How do you solve lnx+ln(x+1)=2?

Nov 24, 2015

$x = \frac{- 1 + \sqrt{1 + {e}^{2}}}{2}$

Explanation:

Before beginning, note that we do not accept values less than $0$ for the $\ln$ function, and thus as we are beginning with $\ln \left(x\right)$ in the equation, it must be that $x > 0$.
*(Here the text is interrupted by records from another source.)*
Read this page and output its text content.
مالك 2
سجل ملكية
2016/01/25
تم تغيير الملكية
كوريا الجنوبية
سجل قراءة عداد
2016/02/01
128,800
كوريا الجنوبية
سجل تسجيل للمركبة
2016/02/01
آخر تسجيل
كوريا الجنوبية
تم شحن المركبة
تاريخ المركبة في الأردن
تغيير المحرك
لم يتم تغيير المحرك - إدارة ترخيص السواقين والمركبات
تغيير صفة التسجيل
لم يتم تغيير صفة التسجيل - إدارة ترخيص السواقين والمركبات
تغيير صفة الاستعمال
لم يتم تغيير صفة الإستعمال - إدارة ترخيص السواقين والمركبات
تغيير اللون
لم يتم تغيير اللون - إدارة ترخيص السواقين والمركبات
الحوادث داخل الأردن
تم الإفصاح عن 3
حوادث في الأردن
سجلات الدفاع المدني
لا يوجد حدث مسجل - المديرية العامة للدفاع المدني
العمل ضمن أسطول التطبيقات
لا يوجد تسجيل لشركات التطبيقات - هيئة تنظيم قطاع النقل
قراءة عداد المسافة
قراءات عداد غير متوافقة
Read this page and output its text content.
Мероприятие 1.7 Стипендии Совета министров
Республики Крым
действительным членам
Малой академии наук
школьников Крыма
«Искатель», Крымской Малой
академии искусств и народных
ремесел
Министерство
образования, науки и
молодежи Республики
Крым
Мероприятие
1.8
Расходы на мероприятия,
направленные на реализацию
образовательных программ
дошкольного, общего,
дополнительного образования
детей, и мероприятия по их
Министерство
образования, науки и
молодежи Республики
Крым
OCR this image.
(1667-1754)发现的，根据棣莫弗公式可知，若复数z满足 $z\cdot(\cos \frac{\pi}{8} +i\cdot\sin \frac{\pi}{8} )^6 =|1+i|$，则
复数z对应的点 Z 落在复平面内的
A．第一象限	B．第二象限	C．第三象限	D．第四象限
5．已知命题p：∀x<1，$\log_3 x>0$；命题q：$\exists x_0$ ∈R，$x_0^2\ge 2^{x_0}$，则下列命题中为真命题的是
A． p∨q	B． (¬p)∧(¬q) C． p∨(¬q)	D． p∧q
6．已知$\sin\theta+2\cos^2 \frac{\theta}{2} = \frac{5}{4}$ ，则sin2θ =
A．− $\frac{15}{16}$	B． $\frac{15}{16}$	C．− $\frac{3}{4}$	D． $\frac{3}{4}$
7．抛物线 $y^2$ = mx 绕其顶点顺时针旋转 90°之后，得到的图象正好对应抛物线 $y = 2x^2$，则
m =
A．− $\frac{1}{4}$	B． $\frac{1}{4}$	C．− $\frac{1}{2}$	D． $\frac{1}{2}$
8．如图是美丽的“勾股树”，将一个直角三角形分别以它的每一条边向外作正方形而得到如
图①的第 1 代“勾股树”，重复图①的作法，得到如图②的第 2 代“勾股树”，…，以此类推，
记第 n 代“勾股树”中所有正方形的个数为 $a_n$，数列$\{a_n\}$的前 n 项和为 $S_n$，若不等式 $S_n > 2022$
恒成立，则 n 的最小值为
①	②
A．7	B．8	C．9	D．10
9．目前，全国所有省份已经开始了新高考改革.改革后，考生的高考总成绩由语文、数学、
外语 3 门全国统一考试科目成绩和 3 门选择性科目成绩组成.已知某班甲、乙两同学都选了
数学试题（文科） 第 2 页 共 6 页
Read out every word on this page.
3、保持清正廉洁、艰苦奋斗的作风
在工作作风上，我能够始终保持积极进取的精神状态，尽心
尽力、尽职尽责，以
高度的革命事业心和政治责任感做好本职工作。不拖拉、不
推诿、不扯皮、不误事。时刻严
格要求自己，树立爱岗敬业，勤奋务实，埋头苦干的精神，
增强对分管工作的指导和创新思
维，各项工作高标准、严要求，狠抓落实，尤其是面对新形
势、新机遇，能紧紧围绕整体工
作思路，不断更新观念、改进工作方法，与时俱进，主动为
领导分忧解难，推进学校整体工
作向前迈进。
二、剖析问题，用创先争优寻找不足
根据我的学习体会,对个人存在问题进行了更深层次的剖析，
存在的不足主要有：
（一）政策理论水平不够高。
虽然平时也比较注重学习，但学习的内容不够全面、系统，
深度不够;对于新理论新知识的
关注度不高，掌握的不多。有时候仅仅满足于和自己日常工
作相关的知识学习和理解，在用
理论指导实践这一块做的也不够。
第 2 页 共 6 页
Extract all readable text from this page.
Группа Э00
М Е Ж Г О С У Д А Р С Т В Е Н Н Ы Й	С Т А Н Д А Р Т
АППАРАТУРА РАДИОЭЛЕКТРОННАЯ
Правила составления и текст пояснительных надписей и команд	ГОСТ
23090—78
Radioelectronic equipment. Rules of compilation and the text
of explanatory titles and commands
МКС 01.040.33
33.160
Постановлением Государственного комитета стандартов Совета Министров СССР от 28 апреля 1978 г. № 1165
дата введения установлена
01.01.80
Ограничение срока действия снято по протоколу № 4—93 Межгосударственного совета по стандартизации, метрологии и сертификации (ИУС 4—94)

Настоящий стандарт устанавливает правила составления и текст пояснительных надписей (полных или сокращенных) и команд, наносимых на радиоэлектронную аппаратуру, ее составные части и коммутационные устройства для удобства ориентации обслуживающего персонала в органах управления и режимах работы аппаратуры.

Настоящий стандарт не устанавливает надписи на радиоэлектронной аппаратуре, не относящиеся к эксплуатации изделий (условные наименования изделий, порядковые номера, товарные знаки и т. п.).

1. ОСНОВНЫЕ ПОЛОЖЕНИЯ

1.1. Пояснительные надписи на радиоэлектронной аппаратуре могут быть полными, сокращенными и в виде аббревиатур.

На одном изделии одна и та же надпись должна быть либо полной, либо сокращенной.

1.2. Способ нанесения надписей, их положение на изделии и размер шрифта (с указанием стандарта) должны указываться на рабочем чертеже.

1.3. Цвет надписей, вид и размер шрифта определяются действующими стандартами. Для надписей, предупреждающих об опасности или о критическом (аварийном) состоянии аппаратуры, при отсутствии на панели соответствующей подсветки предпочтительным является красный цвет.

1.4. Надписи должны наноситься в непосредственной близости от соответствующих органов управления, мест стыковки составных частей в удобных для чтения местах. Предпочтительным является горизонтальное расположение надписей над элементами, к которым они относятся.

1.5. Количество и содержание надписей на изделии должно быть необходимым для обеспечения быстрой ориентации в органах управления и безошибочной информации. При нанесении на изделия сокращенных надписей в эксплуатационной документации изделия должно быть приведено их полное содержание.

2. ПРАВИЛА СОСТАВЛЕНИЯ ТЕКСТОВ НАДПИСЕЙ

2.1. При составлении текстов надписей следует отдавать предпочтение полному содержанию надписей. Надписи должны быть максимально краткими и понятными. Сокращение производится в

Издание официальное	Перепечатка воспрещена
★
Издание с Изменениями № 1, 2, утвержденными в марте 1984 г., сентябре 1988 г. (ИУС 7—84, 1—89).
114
We will use the following properties of logarithms:
(1) $\ln \left(a b\right) = \ln \left(a\right) + \ln \left(b\right)$
(2) ${e}^{\ln \left(a\right)} = a$

as well as the quadratic formula:
$a {x}^{2} + b x + c = 0 \implies x = \frac{- b \pm \sqrt{{b}^{2} - 4 a c}}{2 a}$

By (1)
$\ln \left(x\right) + \ln \left(x + 1\right) = \ln \left(x \left(x + 1\right)\right) = \ln \left({x}^{2} + x\right)$
$\implies \ln \left({x}^{2} + x\right) = 2$

Then, by (2)
${e}^{2} = {e}^{\ln \left({x}^{2} + x\right)} = {x}^{2} + x$
$\implies {x}^{2} + x - {e}^{2} = 0$

Now we apply the quadratic formula with $a = b = 1$ and $c = - {e}^{2}$

$x = \frac{- 1 \pm \sqrt{1 + {e}^{2}}}{2}$

But as noted at the beginning, we must have $x > 0$ and so we reject $\frac{- 1 - \sqrt{1 + {e}^{2}}}{2}$

Thus we are left with the answer

$x = \frac{- 1 + \sqrt{1 + {e}^{2}}}{2}$